Imagine being denied a passport for, of all things, your teeth.
It could happen, but not because they're crooked.
Under new rules for visa photographs that began this summer, the State Department doesn't want to see them at all, according to a story published in Sunday's Pittsburgh-Post Gazette.
The new guidelines permit people to smile for passport and visa pictures but frown on toothy smiles, which apparently are classified as unusual or unnatural expressions.
"The subject's expression should be neutral (non-smiling) with both eyes open, and mouth closed. A smile with a closed jaw is allowed but is not preferred," according to the guidelines.
The influence of biometrics
So why does the State Department frown on smiles?

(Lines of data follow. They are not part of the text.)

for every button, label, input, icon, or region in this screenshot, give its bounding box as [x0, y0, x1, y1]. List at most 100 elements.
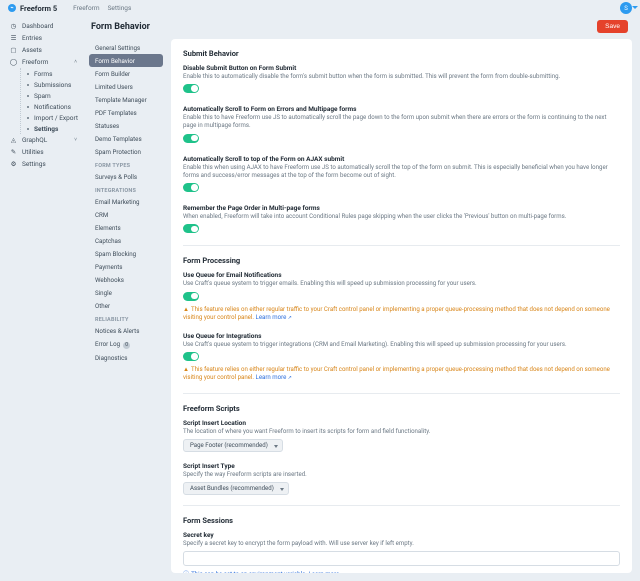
setting-scroll-errors: Automatically Scroll to Form on Errors a…	[183, 105, 620, 144]
nav2-pdf-templates[interactable]: PDF Templates	[89, 106, 163, 119]
user-menu[interactable]: S	[620, 2, 632, 14]
toggle-scroll-ajax[interactable]	[183, 183, 199, 192]
primary-sidebar: ◷Dashboard ☰Entries ▢Assets ◯Freeform˄ F…	[0, 16, 85, 581]
nav2-spam-protection[interactable]: Spam Protection	[89, 145, 163, 158]
toggle-disable-submit[interactable]	[183, 84, 199, 93]
cat-integrations: INTEGRATIONS	[89, 183, 163, 195]
graphql-icon: ◬	[10, 137, 17, 144]
nav2-crm[interactable]: CRM	[89, 208, 163, 221]
cat-form-types: FORM TYPES	[89, 158, 163, 170]
section-heading: Form Processing	[183, 256, 620, 265]
chevron-up-icon: ˄	[74, 59, 77, 65]
error-log-badge: 0	[123, 342, 130, 349]
setting-disable-submit: Disable Submit Button on Form Submit Ena…	[183, 64, 620, 95]
page-header: Form Behavior Save	[87, 18, 632, 39]
section-heading: Freeform Scripts	[183, 404, 620, 413]
setting-remember-page: Remember the Page Order in Multi-page fo…	[183, 204, 620, 235]
subnav-settings[interactable]: Settings	[27, 123, 81, 134]
nav-dashboard[interactable]: ◷Dashboard	[6, 20, 81, 32]
chevron-down-icon: ˅	[74, 137, 77, 143]
setting-script-insert-location: Script Insert Location The location of w…	[183, 419, 620, 452]
cat-reliability: RELIABILITY	[89, 312, 163, 324]
subnav-import-export[interactable]: Import / Export	[27, 112, 81, 123]
subnav-forms[interactable]: Forms	[27, 68, 81, 79]
image-icon: ▢	[10, 47, 17, 54]
nav2-spam-blocking[interactable]: Spam Blocking	[89, 247, 163, 260]
breadcrumb-item[interactable]: Freeform	[73, 4, 99, 12]
nav2-general-settings[interactable]: General Settings	[89, 41, 163, 54]
subnav-notifications[interactable]: Notifications	[27, 101, 81, 112]
nav2-other[interactable]: Other	[89, 299, 163, 312]
gear-icon: ⚙	[10, 161, 17, 168]
toggle-scroll-errors[interactable]	[183, 134, 199, 143]
nav2-form-behavior[interactable]: Form Behavior	[89, 54, 163, 67]
queue-warning: ▲This feature relies on either regular t…	[183, 306, 620, 322]
section-heading: Submit Behavior	[183, 49, 620, 58]
nav2-payments[interactable]: Payments	[89, 260, 163, 273]
select-script-type[interactable]: Asset Bundles (recommended)	[183, 482, 289, 495]
setting-queue-emails: Use Queue for Email Notifications Use Cr…	[183, 271, 620, 322]
input-secret-key[interactable]	[183, 551, 620, 566]
nav2-email-marketing[interactable]: Email Marketing	[89, 195, 163, 208]
topbar: ⌁ Freeform 5 Freeform Settings S	[0, 0, 640, 16]
gauge-icon: ◷	[10, 23, 17, 30]
section-heading: Form Sessions	[183, 516, 620, 525]
select-script-location[interactable]: Page Footer (recommended)	[183, 439, 283, 452]
nav2-notices-alerts[interactable]: Notices & Alerts	[89, 324, 163, 337]
brand: ⌁ Freeform 5	[8, 4, 57, 13]
toggle-queue-integrations[interactable]	[183, 352, 199, 361]
learn-more-link[interactable]: Learn more	[308, 571, 344, 573]
settings-sidebar: General Settings Form Behavior Form Buil…	[87, 39, 165, 573]
section-freeform-scripts: Freeform Scripts Script Insert Location …	[183, 404, 620, 495]
breadcrumb-item[interactable]: Settings	[108, 4, 132, 12]
app-logo: ⌁	[8, 4, 16, 12]
warning-icon: ▲	[183, 366, 189, 373]
nav2-template-manager[interactable]: Template Manager	[89, 93, 163, 106]
setting-script-insert-type: Script Insert Type Specify the way Freef…	[183, 462, 620, 495]
list-icon: ☰	[10, 35, 17, 42]
page-title: Form Behavior	[91, 22, 150, 32]
plugin-icon: ◯	[10, 59, 17, 66]
divider	[183, 505, 620, 506]
nav2-limited-users[interactable]: Limited Users	[89, 80, 163, 93]
section-form-sessions: Form Sessions Secret key Specify a secre…	[183, 516, 620, 573]
env-hint: ⓘThis can be set to an environment varia…	[183, 569, 620, 573]
nav-freeform-sub: Forms Submissions Spam Notifications Imp…	[20, 68, 81, 134]
nav2-statuses[interactable]: Statuses	[89, 119, 163, 132]
section-submit-behavior: Submit Behavior Disable Submit Button on…	[183, 49, 620, 235]
nav2-error-log[interactable]: Error Log0	[89, 337, 163, 351]
breadcrumb: Freeform Settings	[73, 4, 131, 12]
section-form-processing: Form Processing Use Queue for Email Noti…	[183, 256, 620, 382]
content-card: Submit Behavior Disable Submit Button on…	[171, 39, 632, 573]
divider	[183, 393, 620, 394]
setting-secret-key: Secret key Specify a secret key to encry…	[183, 531, 620, 573]
warning-icon: ▲	[183, 306, 189, 313]
subnav-spam[interactable]: Spam	[27, 90, 81, 101]
nav2-webhooks[interactable]: Webhooks	[89, 273, 163, 286]
learn-more-link[interactable]: Learn more	[256, 314, 292, 321]
save-button[interactable]: Save	[597, 20, 628, 33]
nav2-surveys-polls[interactable]: Surveys & Polls	[89, 170, 163, 183]
nav2-elements[interactable]: Elements	[89, 221, 163, 234]
app-title: Freeform 5	[20, 4, 57, 13]
wrench-icon: ✎	[10, 149, 17, 156]
learn-more-link[interactable]: Learn more	[256, 374, 292, 381]
queue-warning: ▲This feature relies on either regular t…	[183, 366, 620, 382]
nav-freeform[interactable]: ◯Freeform˄	[6, 56, 81, 68]
nav2-single[interactable]: Single	[89, 286, 163, 299]
subnav-submissions[interactable]: Submissions	[27, 79, 81, 90]
nav-graphql[interactable]: ◬GraphQL˅	[6, 134, 81, 146]
info-icon: ⓘ	[183, 571, 189, 573]
nav2-form-builder[interactable]: Form Builder	[89, 67, 163, 80]
toggle-queue-emails[interactable]	[183, 292, 199, 301]
nav-settings[interactable]: ⚙Settings	[6, 158, 81, 170]
nav-assets[interactable]: ▢Assets	[6, 44, 81, 56]
nav2-demo-templates[interactable]: Demo Templates	[89, 132, 163, 145]
nav2-diagnostics[interactable]: Diagnostics	[89, 351, 163, 364]
setting-scroll-ajax: Automatically Scroll to top of the Form …	[183, 155, 620, 194]
nav-utilities[interactable]: ✎Utilities	[6, 146, 81, 158]
nav-entries[interactable]: ☰Entries	[6, 32, 81, 44]
divider	[183, 245, 620, 246]
nav2-captchas[interactable]: Captchas	[89, 234, 163, 247]
toggle-remember-page[interactable]	[183, 224, 199, 233]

Smiling “distorts other facial features, for example your eyes, so you're supposed to have a neutral expression...The most neutral face is the most desirable standard for any type of identification,” said Angela Aggeler, spokeswoman for the State Department's Bureau of Consular Affairs, which handles travel-document guidelines.
A photograph of a person's face is considered the international standard for a “biometric” or physical identifier by the International Civil Aviation Organization, a United Nations agency that sets international aviation safety standards. Last year, the organization announced standards for machine-readable passports which would include physical characteristics that computers could use to confirm people's identities.
“To allow for best possible comparison, if you smile or blink your eyes or turn your head, there would be fewer comparison points. So when you go to the counter, you will look at the camera in neutral face to offer the best comparison to the matching points on the picture in the passport,” said Denis Chagnon, a spokesman for the International Civil Aviation Organization in Montreal.
Some photo shops and even immigration attorneys say they were blindsided by the prohibition against flashing pearly whites.
Mark Knapp, an immigration attorney with Reed Smith in Pittsburgh, said he knew about some of the other new guidelines for photographs but not the no-teeth rule. Knapp said he learned about the new guidelines from a colleague whose client's photo was rejected because of a toothy smile.
“You can't make this stuff up, honestly,” Knapp said.
“What is interesting is the idea that you can't smile anymore and that they're rejecting photos. The idea that you can't smile is what most immigration lawyers find absurd,” Knapp said.
Janet Stewart, who works at a downtown Pittsburgh photo shop, said she learned about the guideline the first day it went into effect because she had a photograph rejected.
“I'm the only photographer that says, 'Don't smile,'” she said.